In their lively new book Mr. Smallwood and Ms. Wild celebrate the way that satire and criticism often merged as they evolved in the eighteenth century. The notion of eighteenth-century comedy about critics may immediately bring to mind the would-be bestial and coprophilic tastemakers in A Tale of a Tub or The Dunciad. But Ridiculous Critics demonstrates that the famous Scriblerian satire of contemporary critics in fact grew from and helped nurture a tradition [End Page 83] of writing criticism in which critics were viewed with humor and even self-mockery.

The core of the book is a collection of forty-two instances of critical humor, short texts and excerpts in many genres, from the late seventeenth through early nineteenth centuries. The authors are familiar—among many others, Rochester, Wycherley, Smart, Parnell, and Sarah Fielding, the sole female author. Yet even passages from canonical works look a little different in this context, as the intimacy and antagonism between novelists and critics come more sharply into focus.
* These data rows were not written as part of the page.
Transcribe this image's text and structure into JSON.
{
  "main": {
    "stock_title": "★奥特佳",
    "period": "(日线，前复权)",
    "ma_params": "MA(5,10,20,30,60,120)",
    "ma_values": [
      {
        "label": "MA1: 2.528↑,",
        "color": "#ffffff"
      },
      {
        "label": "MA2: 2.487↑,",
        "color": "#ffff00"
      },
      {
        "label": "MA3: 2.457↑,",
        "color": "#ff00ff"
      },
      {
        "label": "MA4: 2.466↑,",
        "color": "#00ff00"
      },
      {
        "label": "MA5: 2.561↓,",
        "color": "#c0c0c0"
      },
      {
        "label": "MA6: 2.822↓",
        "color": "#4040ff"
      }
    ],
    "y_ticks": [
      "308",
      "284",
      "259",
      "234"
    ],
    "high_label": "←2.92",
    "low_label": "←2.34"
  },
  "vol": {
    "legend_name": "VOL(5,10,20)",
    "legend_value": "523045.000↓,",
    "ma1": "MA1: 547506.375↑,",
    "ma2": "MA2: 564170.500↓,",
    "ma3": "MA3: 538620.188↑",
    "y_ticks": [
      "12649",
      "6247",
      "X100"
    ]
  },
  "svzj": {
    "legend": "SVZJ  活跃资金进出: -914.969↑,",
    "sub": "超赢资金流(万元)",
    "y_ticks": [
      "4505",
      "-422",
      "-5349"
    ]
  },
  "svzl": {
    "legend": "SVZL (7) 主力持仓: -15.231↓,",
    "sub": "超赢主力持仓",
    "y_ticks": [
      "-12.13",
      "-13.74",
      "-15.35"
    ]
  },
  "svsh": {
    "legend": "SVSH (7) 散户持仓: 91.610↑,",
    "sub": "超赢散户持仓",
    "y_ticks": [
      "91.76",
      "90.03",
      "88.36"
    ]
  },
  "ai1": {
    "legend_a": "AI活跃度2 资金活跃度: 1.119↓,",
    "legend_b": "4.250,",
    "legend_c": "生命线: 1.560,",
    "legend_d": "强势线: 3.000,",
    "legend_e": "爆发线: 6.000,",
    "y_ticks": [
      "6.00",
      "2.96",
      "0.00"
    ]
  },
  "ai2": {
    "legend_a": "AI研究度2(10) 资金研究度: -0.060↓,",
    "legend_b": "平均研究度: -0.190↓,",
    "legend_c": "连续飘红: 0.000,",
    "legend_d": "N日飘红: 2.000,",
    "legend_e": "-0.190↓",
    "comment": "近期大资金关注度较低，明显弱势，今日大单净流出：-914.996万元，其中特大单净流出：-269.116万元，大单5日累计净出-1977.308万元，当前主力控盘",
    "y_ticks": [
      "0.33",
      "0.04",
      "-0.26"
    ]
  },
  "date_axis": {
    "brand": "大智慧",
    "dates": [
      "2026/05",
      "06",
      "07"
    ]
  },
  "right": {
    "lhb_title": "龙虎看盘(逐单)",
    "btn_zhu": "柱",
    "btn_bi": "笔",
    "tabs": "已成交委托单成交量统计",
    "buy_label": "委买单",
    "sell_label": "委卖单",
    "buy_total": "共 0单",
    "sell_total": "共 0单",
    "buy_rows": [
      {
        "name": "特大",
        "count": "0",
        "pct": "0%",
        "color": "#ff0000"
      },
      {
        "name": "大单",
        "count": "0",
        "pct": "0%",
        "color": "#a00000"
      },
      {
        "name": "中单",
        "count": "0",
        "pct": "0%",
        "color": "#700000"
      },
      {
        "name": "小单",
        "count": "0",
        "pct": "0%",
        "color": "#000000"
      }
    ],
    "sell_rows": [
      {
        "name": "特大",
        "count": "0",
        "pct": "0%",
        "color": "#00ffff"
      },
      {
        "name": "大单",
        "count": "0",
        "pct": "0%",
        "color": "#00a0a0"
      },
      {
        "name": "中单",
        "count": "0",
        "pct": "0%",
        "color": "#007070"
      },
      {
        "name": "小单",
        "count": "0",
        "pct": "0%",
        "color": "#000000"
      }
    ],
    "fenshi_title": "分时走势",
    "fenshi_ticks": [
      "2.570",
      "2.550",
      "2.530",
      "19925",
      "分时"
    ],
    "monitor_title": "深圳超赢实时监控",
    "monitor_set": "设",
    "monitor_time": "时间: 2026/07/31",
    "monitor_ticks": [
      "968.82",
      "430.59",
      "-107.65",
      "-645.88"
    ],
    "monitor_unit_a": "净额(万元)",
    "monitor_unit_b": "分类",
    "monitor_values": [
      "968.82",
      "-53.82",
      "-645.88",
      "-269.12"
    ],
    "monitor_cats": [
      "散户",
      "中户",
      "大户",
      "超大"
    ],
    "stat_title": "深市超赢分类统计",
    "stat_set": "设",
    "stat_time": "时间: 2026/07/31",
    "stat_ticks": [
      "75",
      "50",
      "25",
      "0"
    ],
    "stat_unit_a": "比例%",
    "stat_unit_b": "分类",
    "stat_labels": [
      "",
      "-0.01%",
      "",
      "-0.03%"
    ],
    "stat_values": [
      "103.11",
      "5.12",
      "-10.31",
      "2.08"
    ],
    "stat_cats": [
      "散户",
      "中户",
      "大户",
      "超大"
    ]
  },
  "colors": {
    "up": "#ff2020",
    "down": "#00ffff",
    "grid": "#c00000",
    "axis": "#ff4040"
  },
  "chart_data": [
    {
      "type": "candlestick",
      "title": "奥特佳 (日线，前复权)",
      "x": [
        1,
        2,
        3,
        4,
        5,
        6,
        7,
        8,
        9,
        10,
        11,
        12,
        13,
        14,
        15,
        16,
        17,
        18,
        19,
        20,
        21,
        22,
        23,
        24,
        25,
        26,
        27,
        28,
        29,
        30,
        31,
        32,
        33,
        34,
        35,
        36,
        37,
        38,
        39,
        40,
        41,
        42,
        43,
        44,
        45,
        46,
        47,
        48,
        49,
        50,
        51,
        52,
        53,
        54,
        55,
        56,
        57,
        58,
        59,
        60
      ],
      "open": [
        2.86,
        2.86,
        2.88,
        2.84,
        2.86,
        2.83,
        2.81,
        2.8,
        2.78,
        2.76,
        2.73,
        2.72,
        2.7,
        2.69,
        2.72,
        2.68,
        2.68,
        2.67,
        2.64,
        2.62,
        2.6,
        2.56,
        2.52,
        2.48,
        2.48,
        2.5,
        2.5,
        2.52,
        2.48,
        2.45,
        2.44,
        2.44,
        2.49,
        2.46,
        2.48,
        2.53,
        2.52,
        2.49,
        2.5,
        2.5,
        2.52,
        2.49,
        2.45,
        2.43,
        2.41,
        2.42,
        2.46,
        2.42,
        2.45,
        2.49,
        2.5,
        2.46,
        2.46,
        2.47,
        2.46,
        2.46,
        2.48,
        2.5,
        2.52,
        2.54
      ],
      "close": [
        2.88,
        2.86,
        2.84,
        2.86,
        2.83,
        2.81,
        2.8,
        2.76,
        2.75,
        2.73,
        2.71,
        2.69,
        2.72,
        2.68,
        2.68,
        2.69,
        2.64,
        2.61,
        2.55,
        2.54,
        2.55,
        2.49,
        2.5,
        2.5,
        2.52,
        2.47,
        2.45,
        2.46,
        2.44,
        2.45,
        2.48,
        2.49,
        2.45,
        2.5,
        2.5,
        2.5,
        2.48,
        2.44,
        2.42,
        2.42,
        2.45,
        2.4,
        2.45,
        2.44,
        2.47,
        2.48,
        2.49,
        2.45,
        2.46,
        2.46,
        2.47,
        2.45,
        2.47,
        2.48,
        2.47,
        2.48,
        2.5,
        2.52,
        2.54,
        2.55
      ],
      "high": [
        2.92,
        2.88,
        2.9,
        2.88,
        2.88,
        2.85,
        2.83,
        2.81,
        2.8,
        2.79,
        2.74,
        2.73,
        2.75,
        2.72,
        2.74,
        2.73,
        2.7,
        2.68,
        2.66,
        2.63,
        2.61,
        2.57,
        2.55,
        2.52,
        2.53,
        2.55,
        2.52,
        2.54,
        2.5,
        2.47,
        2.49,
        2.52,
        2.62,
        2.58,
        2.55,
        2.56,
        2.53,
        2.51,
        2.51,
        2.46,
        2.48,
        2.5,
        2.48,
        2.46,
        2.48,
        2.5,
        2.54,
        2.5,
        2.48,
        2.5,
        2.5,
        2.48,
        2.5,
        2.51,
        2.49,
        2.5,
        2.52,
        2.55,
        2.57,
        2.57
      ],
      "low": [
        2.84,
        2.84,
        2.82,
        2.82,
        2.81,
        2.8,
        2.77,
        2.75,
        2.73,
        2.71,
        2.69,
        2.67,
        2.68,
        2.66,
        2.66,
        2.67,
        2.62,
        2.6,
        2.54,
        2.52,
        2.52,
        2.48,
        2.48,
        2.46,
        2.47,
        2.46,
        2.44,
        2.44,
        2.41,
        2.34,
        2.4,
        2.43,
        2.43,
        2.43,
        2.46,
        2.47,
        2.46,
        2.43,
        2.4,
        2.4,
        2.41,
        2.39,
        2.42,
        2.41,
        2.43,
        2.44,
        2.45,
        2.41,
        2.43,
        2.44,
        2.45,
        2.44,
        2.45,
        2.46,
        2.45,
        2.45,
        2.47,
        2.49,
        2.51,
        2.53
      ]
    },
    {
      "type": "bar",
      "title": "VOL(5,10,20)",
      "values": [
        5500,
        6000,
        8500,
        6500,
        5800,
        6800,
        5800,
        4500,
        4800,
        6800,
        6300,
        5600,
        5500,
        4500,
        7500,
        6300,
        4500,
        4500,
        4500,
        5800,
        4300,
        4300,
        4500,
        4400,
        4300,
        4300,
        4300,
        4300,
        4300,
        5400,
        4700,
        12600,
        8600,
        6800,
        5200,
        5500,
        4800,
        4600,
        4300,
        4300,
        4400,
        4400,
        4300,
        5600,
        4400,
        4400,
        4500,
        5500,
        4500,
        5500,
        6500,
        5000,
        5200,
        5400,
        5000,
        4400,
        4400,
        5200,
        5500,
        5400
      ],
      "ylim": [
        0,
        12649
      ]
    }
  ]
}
Brief, accessible introductions for each entry in the anthology underscore the imaginative, appealing qualities of eighteenth-century critical ridicule, including its wide range of amusing animal tropes. Other issues suggested by the primary texts are overlooked, however. Disagreements over the value of wit versus judgment are obviously at play in the ridicule of "'rule and compass' critics," aping critics, whose "borrow'd Wit becomes the Mouth as ill as borrow'd Clothes the Body," and rash critics, would-be wits of a different sort, who "rush in where Angels fear to tread." Questions about passion's relation to reason are elicited as well, in the many witticisms on the barely suppressed jealousy that closes critics' hearts to the excellence of what lies before them. The critics' central role in the emerging print culture is another important but neglected theme. Smart and Richard Rolt warn that critics should be aware that the hacks whom they condemn support a vast network of tradespeople: "if the whole race of scribblers were to be extinguished, what would become of the letter-founders, the printers, the publishers, the hawkers, the paper-makers, the ink-makers, and the trunk-makers?" In Goldsmith's outrageous syllogism: "The public are a parcel of blockheads, and all blockheads are critics, and all critics are spiders, and spiders are a set of reptiles that all the world despises."

Also largely overlooked, yet wonderfully suggested by the anthology entries, are the intricate formal links between satire and criticism. Not only do eighteenth-century literary critics and satirists equally embrace their capacity to make judgments, but humor apparently draws the latter to the former: pedantic critics may be the original straight men. Speaking in the voice of his eloquent midwife-critic persona, Smart collapses the distinction between satirists and mean-spirited critics in order to elevate those capable of appreciation: "A little Wit, and a great deal of Illnature, will furnish a Man for Satire; but the greatest instance of Wit is to commend well." In several works included in the anthology, the satirist, in criticizing critics, becomes one himself.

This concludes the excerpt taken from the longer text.